A note about praying for the dead. Presently, when we die, we all go to be in God's presence until we await the final judgment and bodily resurrection. We believe that it may be possible for individuals to change their disposition towards God's love after death. This is not dogma, but we hold out hope for this. Since death is a defeated foe (it's just not annihilated yet), we also ask deceased saints to pray for us since they are now in God's presence and also mystically present with us in worship. After the final judgment, it will likely be too late to change one's disposition, but we hold out hope that all might come to know God's love as a wonderful thing for all eternity (see more on this here). I don't have time to elaborate on this much more here, and it wouldn't be entirely on topic anyways.
If you'd like to read more in depth about this, check out this article.
Orthodox Tradition is made by saints, living temples of Holy Spirit. Many times, they let us testimonies for spiritual benefit of posteriority.

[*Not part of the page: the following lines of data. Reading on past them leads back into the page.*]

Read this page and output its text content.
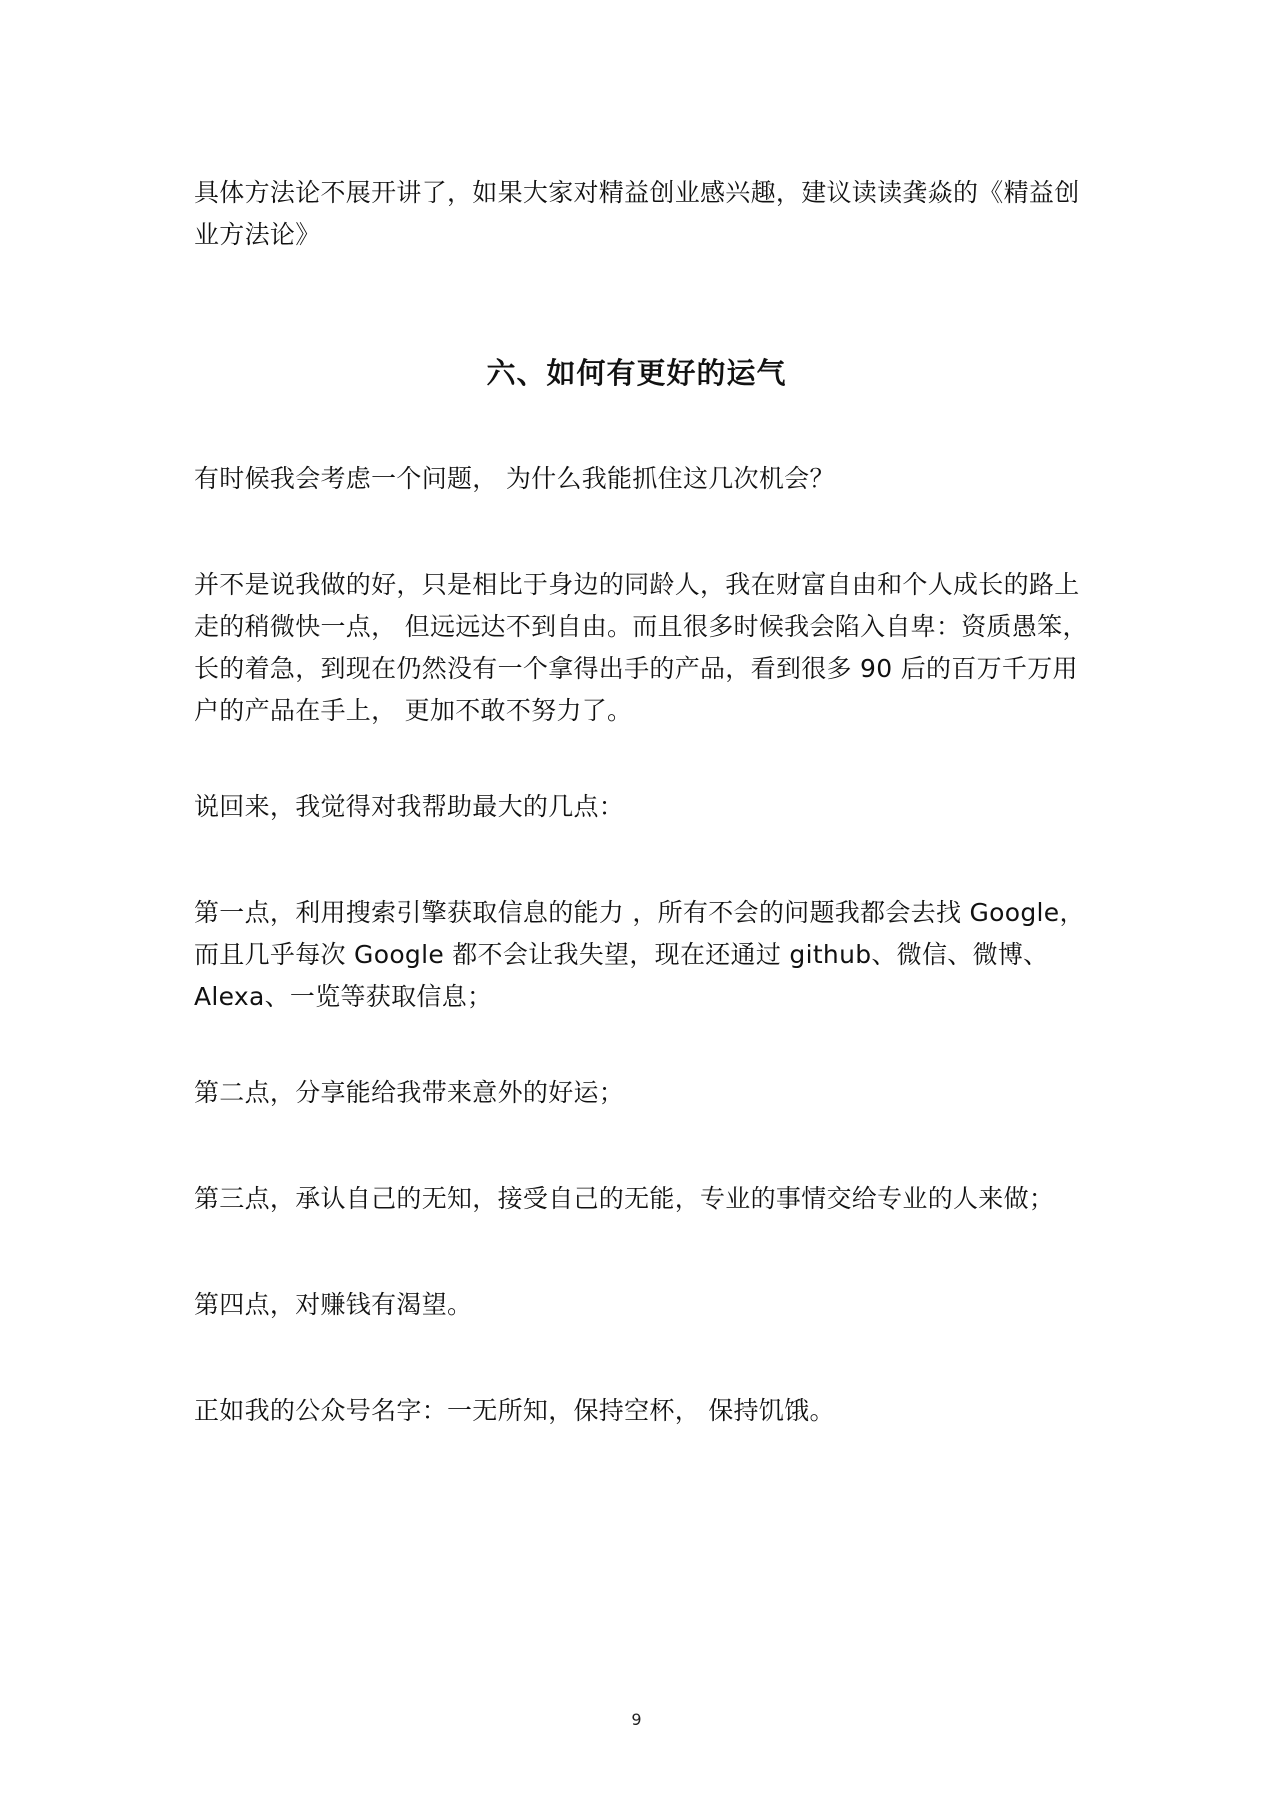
具体方法论不展开讲了，如果大家对精益创业感兴趣，建议读读龚焱的《精益创业方法论》

六、如何有更好的运气

有时候我会考虑一个问题， 为什么我能抓住这几次机会？

并不是说我做的好，只是相比于身边的同龄人，我在财富自由和个人成长的路上走的稍微快一点， 但远远达不到自由。而且很多时候我会陷入自卑：资质愚笨，长的着急，到现在仍然没有一个拿得出手的产品，看到很多 90 后的百万千万用户的产品在手上， 更加不敢不努力了。

说回来，我觉得对我帮助最大的几点：

第一点，利用搜索引擎获取信息的能力 ，所有不会的问题我都会去找 Google，而且几乎每次 Google 都不会让我失望，现在还通过 github、微信、微博、Alexa、一览等获取信息；

第二点，分享能给我带来意外的好运；

第三点，承认自己的无知，接受自己的无能，专业的事情交给专业的人来做；

第四点，对赚钱有渴望。

正如我的公众号名字：一无所知，保持空杯， 保持饥饿。

9
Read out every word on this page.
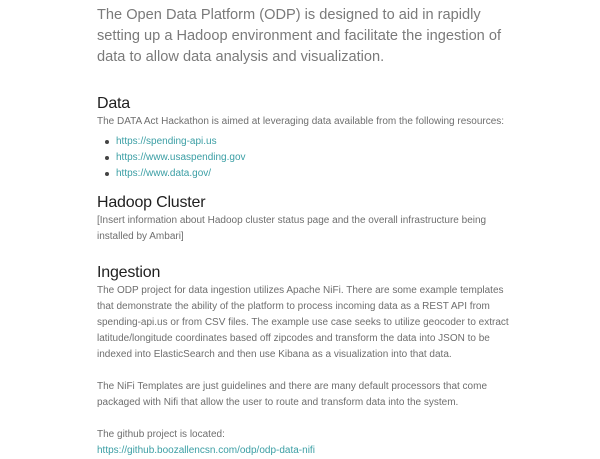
The Open Data Platform (ODP) is designed to aid in rapidly setting up a Hadoop environment and facilitate the ingestion of data to allow data analysis and visualization.

Data

The DATA Act Hackathon is aimed at leveraging data available from the following resources:

https://spending-api.us
https://www.usaspending.gov
https://www.data.gov/
Hadoop Cluster

[Insert information about Hadoop cluster status page and the overall infrastructure being installed by Ambari]

Ingestion

The ODP project for data ingestion utilizes Apache NiFi. There are some example templates that demonstrate the ability of the platform to process incoming data as a REST API from spending-api.us or from CSV files. The example use case seeks to utilize geocoder to extract latitude/longitude coordinates based off zipcodes and transform the data into JSON to be indexed into ElasticSearch and then use Kibana as a visualization into that data.

The NiFi Templates are just guidelines and there are many default processors that come packaged with Nifi that allow the user to route and transform data into the system.

The github project is located:

https://github.boozallencsn.com/odp/odp-data-nifi
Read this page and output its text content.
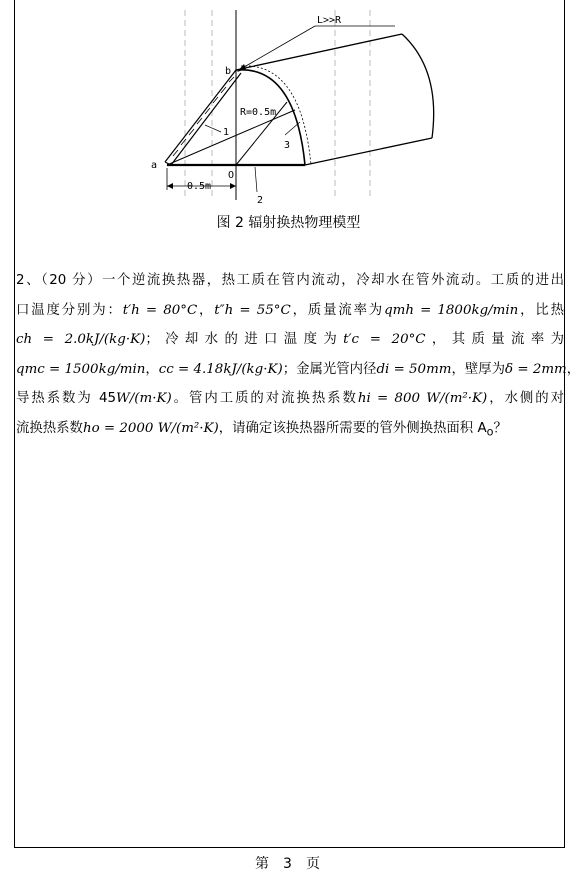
L>>R
b
a
R=0.5m
1
2
3
O
0.5m
图 2 辐射换热物理模型

2、（20 分）一个逆流换热器，热工质在管内流动，冷却水在管外流动。工质的进出

口温度分别为：t′h = 80°C，t″h = 55°C，质量流率为qmh = 1800kg/min，比热

ch = 2.0kJ/(kg·K)；冷却水的进口温度为t′c = 20°C，其质量流率为

qmc = 1500kg/min，cc = 4.18kJ/(kg·K)；金属光管内径di = 50mm，壁厚为δ = 2mm，

导热系数为 45W/(m·K)。管内工质的对流换热系数hi = 800 W/(m²·K)，水侧的对

流换热系数ho = 2000 W/(m²·K)，请确定该换热器所需要的管外侧换热面积 $A_o$？

第 3 页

In 'Life of saint Basil the New' book, written by his disciple Gregory, is described what happened with the soul of Theodora after death, a widow who took care of the saint in her life. Her soul was judged passing through a series of tollbooths: slander, insult, lying, anger and rage, pride and arrogance, idle and obscene talk, usury and deceit, falsehood and vainglory, greed, drunkenness, grudge-bearing, sorcery, gluttony and epicurism, idolatry, sodomy and pedophilia, adultery, robbery, theft, fornication, mercilessness and cruelheartedness, sloth, stinginess, murder, heresy. Remarkable observation is that she passed all of them not by her own merits, but only just prayers of the saint Basil.
In the life of St. Anthony the Great (written by St. Athanasius the Great), he saw a vision of souls rising towards heaven and some being stopped by a large demon and cast down
Before die, saint Lazar, the Serbian Tsar, had a complete vision of the world, on the battlefield where his army was defeated by turks:
Only holy tradition of Orthodoxy recorded many testimonies like these, giving the complete view that can be known about life before and after physical death.
I've searched some answer by myself, and here's what I've found. According to the linked document, both Paradise and hell are Christ's eternal presence, perceived as bliss by truly faithfull and as burning flames by the others. After death a soul leaves body and goes to Christ, where it experiences bliss (Paradise) or torment (hell). These states grow to fullness after the Final Judgement and ressurection of bodies, when the body is involved too.
Addendum: another find addressing the way to Paradise or hell! According to it the soul should be going through this world for two days, on the third day be tested by demons and then visit souls in heaven and paradise. Before the 40th day when the Temporal Judgement comes, the eternal fate of the soul can be changed by prayers of the living and of the saints in Paradise (but livings' prayers can be stronger).